Eastbourne district police commander, Chief Insp Emma Brice, said: "For several months now we've been working closely with the organisers and partner agencies to ensure a safe and enjoyable Airbourne for all.
"In terms of security, where public safety has been significantly compromised as seen in recent events abroad, we've looked at lessons to be learned and reviewed our own plans to keep Airbourne as safe as we can. While the nationally assessed terrorist threat to Airbourne is unchanged from 2015, we will have some additional security measures in place. For instance, this year we will be using some concrete barriers.
“Most people are unlikely to notice any difference from previous years and none of the changes we have made should affect the enjoyment of people attending the event.”
As in previous years, the force's priority is the well-being of all concerned, be they visitors to the show and seaside resort, or members of the local community.
Airbourne organisers Eastbourne Borough Council added. “We’re pleased to have had the opportunity to work with Sussex Police on key aspects of this popular event. We will have in place reasonable and proportionate measures to ensure that all attending feel confident they are visiting a safe environment.”
Chief Insp Brice said that while stewards and security staff have been thoroughly trained to recognise and respond to any incidents that may arise, and officers and resources are being carefully deployed, visitors and residents can also play their part in keeping things safe.
She said, "For example, we'd ask people to take care of their belongings, follow personal safety advice and immediately report any issues or suspicious behaviour to event staff or police. In an emergency, always dial 999.”

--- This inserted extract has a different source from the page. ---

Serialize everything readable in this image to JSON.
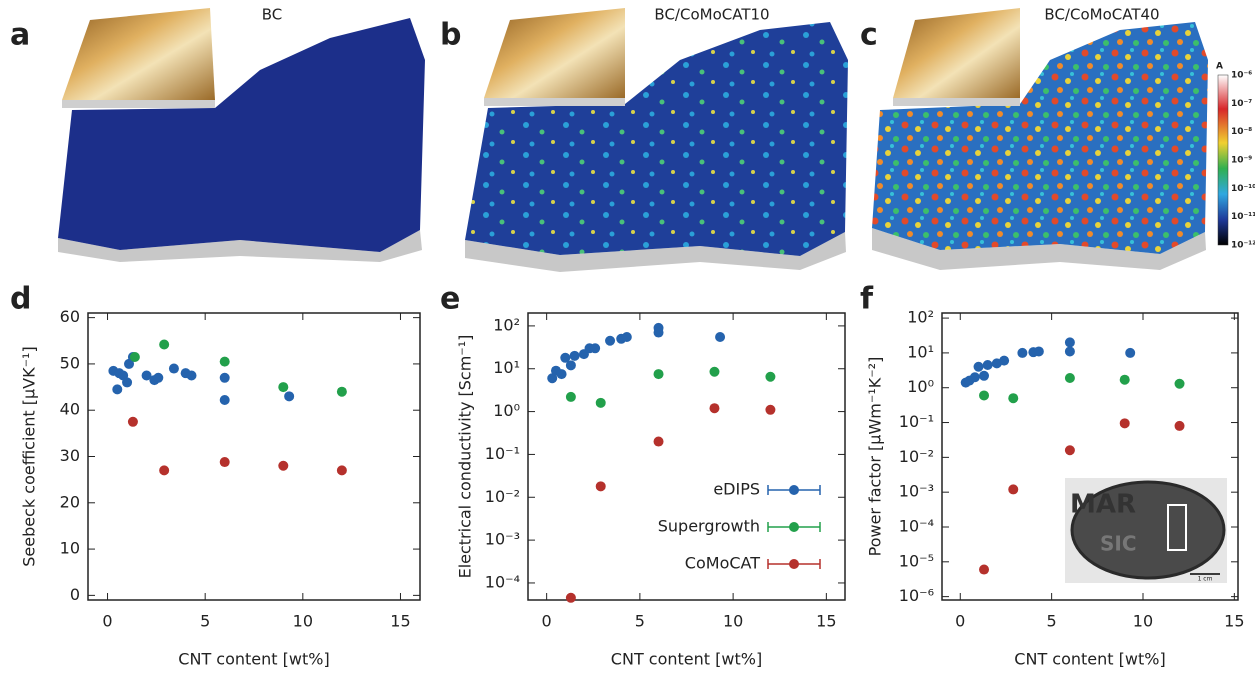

To help safeguard children in particular, it's suggested that parents and guardians make plans with their youngsters about what to do if they become separated.
Police cadets will be handing out free wristbands on which responsible adults can write a contact phone number should a child go astray. There will also be a lost people marquee and rendezvous at Wilmington Square, opposite the Wish Tower, on Eastbourne seafront.
People arriving by car are asked to allow extra time for their journeys and to follow the advice of stewards and police officers to try to minimise any disruption or delays.